Last Updated: Sunday 28 June 2015

Talking the walk

A daily wage worker, earning between Rs 100-150 a day, is posted to help each guard with patrolling, maintenance and cooking. Food supplies come from the nearest village market a few kilometres away. The guard and the worker share the food cost.

There are small mercies, though. "At least we have walkie talkies now. When I joined the service in 1972, our only option was to walk to the range office," said forest guard Ramakant Mishra at the Indri camp.

"This is our only means of communications; sometimes days go by without meeting another person," said Maravi, the walkie talkie hooked to the belt of his khaki trousers. At the Koppedabri camp, Maravi climbed to the roof of the two-room house to talk to the deputy ranger at Khisli camp. "The signal is good only on the roof. Otherwise I can hear them, but they cannot hear me," said Maravi, 29.

A walkie-talkie can be the difference between life and death for a guard. Mishra recalled how in 2005 a bear attacked a forest worker of Indri camp cycling through the forest. After it left him alone, he managed to get up and limp to Simti camp, where he found nobody. He cleaned the wounds with an antiseptic and half-walked half-crawled to Indri. "He would have died if he hadn't the determination to reach the camp no matter what," Mishra said. Then there is the tale of a forest guard killed by a camp elephant in 1994.
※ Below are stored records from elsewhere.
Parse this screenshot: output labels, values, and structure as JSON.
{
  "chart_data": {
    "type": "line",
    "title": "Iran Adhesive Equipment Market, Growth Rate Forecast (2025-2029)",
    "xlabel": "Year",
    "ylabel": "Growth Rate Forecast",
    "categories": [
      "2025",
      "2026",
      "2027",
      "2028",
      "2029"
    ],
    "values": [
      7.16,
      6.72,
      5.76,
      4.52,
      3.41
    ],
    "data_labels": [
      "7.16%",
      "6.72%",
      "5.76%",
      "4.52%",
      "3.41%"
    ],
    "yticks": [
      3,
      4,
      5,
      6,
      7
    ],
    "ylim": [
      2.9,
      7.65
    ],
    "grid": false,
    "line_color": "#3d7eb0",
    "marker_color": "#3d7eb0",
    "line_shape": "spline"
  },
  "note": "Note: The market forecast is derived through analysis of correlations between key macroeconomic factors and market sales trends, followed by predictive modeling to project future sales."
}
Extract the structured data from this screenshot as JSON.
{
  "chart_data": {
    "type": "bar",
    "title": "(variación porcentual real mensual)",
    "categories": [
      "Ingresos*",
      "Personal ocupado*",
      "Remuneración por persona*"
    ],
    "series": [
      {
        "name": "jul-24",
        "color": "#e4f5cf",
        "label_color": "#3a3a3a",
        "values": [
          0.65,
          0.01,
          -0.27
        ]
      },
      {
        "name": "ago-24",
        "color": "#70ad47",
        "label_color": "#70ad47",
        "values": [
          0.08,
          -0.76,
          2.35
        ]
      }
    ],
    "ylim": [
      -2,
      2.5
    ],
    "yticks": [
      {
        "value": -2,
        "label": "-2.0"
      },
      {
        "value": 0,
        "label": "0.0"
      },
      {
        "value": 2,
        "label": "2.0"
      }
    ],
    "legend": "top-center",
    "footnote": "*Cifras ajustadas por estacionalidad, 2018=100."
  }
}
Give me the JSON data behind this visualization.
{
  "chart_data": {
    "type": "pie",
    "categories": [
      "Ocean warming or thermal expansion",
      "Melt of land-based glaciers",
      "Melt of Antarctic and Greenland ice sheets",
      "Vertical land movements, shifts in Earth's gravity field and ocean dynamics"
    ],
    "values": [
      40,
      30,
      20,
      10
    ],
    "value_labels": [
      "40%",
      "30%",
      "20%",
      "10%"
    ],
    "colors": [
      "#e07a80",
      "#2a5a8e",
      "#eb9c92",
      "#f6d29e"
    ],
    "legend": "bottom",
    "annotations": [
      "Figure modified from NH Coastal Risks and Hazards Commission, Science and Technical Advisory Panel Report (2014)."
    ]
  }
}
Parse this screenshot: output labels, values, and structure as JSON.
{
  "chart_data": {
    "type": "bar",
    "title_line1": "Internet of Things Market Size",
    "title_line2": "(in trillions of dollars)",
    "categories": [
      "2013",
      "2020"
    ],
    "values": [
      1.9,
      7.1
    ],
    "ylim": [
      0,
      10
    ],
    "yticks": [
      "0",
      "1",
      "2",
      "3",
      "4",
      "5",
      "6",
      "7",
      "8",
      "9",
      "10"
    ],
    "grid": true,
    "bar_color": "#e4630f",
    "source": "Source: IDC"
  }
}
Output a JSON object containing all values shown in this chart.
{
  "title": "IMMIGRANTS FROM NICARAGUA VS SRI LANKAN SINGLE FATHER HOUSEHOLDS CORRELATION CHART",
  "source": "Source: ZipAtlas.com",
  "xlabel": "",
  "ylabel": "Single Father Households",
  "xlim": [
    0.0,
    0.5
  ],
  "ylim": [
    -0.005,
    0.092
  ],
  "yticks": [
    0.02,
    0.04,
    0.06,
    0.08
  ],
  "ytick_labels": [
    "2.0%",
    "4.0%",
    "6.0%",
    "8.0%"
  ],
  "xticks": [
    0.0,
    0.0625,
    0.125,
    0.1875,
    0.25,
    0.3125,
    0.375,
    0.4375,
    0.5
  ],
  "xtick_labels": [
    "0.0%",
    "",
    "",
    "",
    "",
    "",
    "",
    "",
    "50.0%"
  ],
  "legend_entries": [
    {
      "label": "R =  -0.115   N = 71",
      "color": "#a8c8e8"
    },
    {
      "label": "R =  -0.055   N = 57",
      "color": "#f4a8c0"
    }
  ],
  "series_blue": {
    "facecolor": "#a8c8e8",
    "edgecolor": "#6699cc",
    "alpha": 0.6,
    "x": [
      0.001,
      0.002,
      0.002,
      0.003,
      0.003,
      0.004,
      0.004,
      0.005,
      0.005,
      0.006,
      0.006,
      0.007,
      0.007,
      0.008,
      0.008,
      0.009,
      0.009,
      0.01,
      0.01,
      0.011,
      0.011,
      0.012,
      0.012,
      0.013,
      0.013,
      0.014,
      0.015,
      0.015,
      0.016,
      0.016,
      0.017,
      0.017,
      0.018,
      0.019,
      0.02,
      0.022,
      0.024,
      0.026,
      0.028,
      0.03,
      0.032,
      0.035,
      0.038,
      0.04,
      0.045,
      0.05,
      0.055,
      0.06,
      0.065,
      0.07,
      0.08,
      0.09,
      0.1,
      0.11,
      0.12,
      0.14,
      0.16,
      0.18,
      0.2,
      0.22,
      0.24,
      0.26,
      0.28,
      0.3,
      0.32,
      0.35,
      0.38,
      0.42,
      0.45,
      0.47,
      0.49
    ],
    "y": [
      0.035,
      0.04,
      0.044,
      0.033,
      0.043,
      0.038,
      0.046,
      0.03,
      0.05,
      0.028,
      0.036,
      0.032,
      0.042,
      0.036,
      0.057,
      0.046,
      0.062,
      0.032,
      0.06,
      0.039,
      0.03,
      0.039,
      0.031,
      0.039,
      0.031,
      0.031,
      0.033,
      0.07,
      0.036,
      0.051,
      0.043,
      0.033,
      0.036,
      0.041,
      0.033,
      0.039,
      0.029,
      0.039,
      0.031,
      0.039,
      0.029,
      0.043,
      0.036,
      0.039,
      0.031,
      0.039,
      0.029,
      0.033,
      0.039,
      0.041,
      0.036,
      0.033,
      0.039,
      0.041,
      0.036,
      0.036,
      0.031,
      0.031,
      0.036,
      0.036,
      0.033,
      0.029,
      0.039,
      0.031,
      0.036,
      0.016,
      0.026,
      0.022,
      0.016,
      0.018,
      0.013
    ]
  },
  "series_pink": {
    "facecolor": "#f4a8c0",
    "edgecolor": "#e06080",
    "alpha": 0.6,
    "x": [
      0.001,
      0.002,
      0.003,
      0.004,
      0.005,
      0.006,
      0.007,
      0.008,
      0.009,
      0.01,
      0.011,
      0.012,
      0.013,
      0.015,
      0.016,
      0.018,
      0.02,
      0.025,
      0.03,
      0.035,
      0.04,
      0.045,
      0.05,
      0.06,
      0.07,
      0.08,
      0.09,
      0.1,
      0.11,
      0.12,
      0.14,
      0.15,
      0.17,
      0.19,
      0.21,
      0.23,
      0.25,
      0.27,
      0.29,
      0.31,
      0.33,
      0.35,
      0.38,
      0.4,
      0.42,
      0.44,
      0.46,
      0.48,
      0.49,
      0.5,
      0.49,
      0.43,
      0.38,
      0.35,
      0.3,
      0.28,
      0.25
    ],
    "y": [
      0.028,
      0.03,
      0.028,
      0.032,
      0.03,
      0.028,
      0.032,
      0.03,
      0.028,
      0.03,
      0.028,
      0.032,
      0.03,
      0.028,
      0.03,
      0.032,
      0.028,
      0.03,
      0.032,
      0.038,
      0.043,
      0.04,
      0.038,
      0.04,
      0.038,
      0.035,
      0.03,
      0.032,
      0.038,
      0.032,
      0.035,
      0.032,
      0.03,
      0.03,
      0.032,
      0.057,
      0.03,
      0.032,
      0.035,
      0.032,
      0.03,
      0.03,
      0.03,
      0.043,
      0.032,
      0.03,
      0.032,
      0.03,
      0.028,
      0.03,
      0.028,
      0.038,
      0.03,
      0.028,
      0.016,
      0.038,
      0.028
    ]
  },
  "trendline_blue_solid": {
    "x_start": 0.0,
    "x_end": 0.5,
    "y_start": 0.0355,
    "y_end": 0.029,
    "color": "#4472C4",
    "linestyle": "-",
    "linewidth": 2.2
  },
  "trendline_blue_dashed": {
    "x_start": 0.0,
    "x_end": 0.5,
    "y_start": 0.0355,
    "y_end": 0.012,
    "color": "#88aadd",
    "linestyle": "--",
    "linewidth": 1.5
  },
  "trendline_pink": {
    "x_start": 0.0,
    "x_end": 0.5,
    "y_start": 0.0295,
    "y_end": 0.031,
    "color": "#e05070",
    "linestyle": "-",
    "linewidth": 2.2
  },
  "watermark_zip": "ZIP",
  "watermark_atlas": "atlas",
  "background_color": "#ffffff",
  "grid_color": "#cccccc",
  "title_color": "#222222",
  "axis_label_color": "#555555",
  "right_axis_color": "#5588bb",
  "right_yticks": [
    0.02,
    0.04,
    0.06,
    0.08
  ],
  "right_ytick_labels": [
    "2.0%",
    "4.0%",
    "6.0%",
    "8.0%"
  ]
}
In forest guard stories, wild animals seem different from the wildlife documentaries--on foot, one does not get to see too much wildlife, only signs of their presence. On his beat, Maravi pointed at a patch of flattened grass and said it indicated a bison had rested there, probably the previous night. Mishra had a stint with wildlife research he kept watch over a tigress and her two cubs for 10 days. All he could recall was that the cubs obediently followed their mother.

The guards said the villagers surrounding the forest dislike them because the department routinely says no to all their demands. But, unlike the officers, the guards interact with the villagers. Earlier, two guards lived in a nearby village, but it was very uncomfortable living in close proximity with people who are always at odds with the department. The guards moved out.

A team of armed ex-military men, hired under the Tiger Protection Programme, have what the guards do not firearms. "They complain often about the hardships of living in the forest camps," said a range officer. "It surprised me. Surely army life is tougher? But the men say that in the army, all arrangements are made for them. On a scale of 1 to 10, they rate army life as 9 or 10. And life here 1 or 2," he said.

Patrolling the borders attracts more romance and privilege than patrolling the source of water, air and biodiversity.